Commit e377c0f
committed
README.md: comprehensive speed comparison + cosine emulation + stable Rust tricks
Rewritten in rustynum README style for a senior Rust developer audience.
Performance data:
- GEMM: 139 GFLOPS (10.5× over upstream, matches NumPy OpenBLAS)

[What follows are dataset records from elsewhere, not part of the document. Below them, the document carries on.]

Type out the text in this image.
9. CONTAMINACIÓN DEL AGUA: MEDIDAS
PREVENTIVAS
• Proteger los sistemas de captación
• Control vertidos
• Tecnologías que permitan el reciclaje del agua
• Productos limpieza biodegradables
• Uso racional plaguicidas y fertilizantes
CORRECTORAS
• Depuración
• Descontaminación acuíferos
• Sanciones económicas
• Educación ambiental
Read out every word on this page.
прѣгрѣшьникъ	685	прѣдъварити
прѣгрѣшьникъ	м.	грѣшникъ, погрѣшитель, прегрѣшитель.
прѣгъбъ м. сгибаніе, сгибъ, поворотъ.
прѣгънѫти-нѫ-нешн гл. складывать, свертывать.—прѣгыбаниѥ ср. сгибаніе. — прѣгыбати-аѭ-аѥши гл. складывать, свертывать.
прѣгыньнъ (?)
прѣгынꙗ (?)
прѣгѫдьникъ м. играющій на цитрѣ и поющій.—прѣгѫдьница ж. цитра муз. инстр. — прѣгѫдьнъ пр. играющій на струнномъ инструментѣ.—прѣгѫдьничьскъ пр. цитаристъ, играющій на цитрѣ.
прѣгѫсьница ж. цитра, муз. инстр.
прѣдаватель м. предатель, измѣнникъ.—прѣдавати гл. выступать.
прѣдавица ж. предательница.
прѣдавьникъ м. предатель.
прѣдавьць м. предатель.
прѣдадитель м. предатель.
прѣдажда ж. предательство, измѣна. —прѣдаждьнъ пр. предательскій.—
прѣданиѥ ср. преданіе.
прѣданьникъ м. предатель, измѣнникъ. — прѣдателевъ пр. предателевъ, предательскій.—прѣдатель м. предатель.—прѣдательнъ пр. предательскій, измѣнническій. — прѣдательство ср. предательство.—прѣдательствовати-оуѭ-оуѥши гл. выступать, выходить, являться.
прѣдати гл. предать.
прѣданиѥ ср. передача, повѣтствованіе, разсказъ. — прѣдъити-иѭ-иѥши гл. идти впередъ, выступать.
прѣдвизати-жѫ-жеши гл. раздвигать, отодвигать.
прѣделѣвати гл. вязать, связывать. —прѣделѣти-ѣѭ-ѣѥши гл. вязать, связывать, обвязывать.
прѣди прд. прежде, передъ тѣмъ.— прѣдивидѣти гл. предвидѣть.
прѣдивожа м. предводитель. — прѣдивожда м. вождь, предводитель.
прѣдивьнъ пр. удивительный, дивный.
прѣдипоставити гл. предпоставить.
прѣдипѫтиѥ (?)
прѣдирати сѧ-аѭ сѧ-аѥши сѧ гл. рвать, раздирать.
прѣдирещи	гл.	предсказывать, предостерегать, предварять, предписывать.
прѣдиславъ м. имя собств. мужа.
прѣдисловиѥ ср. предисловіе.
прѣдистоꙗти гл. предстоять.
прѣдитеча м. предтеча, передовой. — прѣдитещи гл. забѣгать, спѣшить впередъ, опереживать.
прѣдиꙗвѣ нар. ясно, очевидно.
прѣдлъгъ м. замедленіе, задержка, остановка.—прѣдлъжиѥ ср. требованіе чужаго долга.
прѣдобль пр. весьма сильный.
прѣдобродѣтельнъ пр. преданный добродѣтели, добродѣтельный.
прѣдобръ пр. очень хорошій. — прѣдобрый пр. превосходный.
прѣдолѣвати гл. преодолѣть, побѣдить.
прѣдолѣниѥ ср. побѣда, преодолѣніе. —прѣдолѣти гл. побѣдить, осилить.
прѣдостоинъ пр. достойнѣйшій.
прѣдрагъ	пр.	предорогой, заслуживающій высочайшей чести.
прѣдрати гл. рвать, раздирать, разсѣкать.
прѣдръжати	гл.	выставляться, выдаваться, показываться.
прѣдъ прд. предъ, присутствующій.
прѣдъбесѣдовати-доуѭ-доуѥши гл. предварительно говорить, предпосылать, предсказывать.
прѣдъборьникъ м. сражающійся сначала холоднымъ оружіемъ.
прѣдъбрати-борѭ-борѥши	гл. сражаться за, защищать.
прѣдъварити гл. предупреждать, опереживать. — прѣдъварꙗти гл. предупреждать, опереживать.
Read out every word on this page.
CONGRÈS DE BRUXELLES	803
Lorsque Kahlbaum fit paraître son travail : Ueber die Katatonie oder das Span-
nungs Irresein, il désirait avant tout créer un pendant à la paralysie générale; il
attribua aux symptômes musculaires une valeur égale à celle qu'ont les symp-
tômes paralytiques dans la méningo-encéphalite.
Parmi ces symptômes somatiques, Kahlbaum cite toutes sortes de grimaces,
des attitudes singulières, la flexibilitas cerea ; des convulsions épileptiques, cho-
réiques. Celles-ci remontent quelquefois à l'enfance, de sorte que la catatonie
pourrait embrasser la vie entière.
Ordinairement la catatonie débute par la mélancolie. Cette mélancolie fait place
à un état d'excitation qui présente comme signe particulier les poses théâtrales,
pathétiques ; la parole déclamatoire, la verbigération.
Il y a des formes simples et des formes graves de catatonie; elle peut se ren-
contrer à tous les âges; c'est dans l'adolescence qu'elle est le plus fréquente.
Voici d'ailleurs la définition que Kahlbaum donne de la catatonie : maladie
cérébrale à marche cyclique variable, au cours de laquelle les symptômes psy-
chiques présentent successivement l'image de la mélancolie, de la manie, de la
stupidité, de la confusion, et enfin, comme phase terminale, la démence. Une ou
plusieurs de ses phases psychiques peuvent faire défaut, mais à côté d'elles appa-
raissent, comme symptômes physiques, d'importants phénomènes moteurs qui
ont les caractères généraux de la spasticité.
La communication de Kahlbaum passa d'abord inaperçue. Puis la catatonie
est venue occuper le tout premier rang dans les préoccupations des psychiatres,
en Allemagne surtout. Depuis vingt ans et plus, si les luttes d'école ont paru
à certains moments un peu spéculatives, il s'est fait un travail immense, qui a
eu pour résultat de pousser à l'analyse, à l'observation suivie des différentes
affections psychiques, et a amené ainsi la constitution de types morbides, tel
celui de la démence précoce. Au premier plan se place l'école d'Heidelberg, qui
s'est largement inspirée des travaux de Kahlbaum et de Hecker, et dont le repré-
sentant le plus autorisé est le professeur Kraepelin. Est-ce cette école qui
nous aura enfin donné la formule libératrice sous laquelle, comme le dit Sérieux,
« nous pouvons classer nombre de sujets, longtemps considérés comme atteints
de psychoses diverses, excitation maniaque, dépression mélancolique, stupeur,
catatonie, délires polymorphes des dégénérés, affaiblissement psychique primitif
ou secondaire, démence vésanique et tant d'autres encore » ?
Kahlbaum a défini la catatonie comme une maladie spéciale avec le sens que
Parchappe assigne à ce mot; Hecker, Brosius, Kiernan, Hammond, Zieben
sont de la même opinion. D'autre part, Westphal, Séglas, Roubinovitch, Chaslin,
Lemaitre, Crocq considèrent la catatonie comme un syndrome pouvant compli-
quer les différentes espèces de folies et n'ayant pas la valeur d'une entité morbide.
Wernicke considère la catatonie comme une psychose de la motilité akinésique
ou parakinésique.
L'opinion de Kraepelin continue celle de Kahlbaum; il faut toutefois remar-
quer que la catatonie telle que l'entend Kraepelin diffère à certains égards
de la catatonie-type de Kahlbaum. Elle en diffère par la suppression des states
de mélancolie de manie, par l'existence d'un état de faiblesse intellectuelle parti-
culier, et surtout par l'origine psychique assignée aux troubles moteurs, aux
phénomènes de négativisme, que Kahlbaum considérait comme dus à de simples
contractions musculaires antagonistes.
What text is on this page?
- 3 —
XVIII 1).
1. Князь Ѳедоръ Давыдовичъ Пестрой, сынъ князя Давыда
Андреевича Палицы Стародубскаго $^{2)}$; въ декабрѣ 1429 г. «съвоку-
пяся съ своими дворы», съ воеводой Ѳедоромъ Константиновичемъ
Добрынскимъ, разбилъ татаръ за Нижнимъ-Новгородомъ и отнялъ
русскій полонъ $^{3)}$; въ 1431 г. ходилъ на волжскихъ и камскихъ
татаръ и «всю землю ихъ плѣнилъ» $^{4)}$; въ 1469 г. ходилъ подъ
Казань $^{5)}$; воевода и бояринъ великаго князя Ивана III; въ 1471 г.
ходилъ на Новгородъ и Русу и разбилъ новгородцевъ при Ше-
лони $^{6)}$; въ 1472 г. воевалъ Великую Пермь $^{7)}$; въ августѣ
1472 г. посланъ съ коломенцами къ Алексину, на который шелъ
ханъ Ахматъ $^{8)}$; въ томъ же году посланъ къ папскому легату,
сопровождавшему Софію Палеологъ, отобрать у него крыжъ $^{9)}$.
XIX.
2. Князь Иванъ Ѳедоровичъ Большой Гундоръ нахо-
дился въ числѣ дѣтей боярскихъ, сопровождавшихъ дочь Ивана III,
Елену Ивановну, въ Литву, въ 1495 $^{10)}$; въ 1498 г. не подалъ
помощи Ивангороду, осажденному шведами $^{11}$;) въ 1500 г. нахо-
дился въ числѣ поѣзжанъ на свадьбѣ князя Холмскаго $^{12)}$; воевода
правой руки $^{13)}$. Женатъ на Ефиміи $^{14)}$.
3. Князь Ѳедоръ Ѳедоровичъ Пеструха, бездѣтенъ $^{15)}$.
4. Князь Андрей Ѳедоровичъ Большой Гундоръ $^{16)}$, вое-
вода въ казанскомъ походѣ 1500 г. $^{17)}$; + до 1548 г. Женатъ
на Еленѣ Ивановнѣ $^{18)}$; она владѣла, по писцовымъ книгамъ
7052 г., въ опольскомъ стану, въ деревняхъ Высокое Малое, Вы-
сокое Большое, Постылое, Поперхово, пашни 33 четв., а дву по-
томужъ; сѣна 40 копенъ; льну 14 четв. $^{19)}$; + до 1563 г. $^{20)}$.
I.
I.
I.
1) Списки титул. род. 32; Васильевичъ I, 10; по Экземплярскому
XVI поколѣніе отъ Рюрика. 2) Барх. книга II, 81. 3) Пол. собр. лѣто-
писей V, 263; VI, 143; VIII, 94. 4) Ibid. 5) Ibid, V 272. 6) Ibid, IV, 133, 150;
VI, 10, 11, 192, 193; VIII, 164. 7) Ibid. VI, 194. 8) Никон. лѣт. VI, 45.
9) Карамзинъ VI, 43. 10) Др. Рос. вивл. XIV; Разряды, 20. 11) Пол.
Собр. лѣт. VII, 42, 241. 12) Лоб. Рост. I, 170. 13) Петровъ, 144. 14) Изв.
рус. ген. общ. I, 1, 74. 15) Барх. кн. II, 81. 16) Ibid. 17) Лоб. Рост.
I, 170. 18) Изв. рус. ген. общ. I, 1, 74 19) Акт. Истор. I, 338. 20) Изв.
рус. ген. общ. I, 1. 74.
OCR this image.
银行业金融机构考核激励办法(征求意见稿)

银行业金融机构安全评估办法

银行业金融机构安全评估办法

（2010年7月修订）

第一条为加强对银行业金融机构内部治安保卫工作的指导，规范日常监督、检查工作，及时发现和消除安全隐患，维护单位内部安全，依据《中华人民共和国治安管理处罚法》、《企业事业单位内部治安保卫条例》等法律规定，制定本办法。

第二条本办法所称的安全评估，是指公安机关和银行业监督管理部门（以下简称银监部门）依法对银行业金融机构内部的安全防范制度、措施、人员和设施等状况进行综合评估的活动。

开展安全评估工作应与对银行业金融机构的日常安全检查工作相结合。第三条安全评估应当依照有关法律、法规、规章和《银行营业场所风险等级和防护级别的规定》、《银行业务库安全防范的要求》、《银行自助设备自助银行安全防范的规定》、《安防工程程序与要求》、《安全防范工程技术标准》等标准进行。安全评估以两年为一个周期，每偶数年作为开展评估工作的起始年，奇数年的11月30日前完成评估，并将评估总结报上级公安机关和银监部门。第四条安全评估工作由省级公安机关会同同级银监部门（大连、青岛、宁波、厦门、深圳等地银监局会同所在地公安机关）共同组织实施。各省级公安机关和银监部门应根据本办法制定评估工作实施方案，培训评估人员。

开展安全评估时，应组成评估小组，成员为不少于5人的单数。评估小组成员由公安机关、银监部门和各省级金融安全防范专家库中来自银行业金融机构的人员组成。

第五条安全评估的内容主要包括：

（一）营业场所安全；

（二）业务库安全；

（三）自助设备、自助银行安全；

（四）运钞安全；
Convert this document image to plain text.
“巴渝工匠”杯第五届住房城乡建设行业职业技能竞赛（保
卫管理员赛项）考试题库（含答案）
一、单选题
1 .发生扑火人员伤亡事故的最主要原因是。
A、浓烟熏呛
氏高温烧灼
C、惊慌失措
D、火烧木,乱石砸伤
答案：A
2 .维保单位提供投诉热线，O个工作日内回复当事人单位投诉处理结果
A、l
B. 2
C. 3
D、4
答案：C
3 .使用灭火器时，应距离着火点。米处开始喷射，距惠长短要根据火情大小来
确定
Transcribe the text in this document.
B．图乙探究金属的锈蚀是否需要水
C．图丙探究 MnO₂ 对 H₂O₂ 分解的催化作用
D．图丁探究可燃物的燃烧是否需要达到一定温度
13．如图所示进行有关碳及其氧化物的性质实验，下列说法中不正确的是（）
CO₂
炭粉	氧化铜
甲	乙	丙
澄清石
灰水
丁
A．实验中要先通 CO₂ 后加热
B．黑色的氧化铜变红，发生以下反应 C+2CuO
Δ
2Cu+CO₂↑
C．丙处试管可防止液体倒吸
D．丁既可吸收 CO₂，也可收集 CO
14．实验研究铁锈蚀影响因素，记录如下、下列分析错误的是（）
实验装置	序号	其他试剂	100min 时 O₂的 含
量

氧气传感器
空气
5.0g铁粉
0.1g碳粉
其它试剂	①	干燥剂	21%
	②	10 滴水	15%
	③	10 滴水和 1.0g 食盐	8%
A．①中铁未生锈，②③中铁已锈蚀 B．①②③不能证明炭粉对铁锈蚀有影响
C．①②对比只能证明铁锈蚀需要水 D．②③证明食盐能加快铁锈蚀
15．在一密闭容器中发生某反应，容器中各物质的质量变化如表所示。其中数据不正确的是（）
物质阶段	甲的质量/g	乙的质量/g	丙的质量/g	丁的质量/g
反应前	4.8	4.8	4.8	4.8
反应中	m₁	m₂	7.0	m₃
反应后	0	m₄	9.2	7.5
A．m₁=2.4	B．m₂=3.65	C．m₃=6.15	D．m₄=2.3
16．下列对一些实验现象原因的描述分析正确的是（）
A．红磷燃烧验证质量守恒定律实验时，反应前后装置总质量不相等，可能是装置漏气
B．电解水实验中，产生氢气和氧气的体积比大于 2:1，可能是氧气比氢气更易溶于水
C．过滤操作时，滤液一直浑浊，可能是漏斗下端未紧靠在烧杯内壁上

- Codebook: 380K tok/s (AMX) → 500 tok/s (Pi 4 NEON) per-tier breakdown
- SPO palette: 611M lookups/s, 1.8ns latency, 388KB working set
- f16 transcoding: 94M params/s, 7.3e-6 max error on 15M param model
- Cosine emulation: 611M/s via 256-step palette (0.4% error at 1/40σ)
Architecture sections:
- SIMD polyfill layer (F32x16 etc. on stable, LazyLock dispatch)
- Backend layer (Goto GEMM, MKL/OpenBLAS feature-gated)
- HPC module library (55 modules, 880 tests)
- Codec layer (Fingerprint, Base17, CAM-PQ, palette semiring)
- Burn integration (SIMD-augmented tensor ops)
7 "What We Build That Nobody Else Does":
1. Complete std::simd polyfill on stable
2. f16 types without nightly (u16 carrier + F16C/FCVTL)
3. AMX on stable via asm!(".byte") encoding
4. Tiered ARM NEON (A53/A72/A76 with microarch awareness)
5. Frozen dispatch (0.3ns function pointer, no branch)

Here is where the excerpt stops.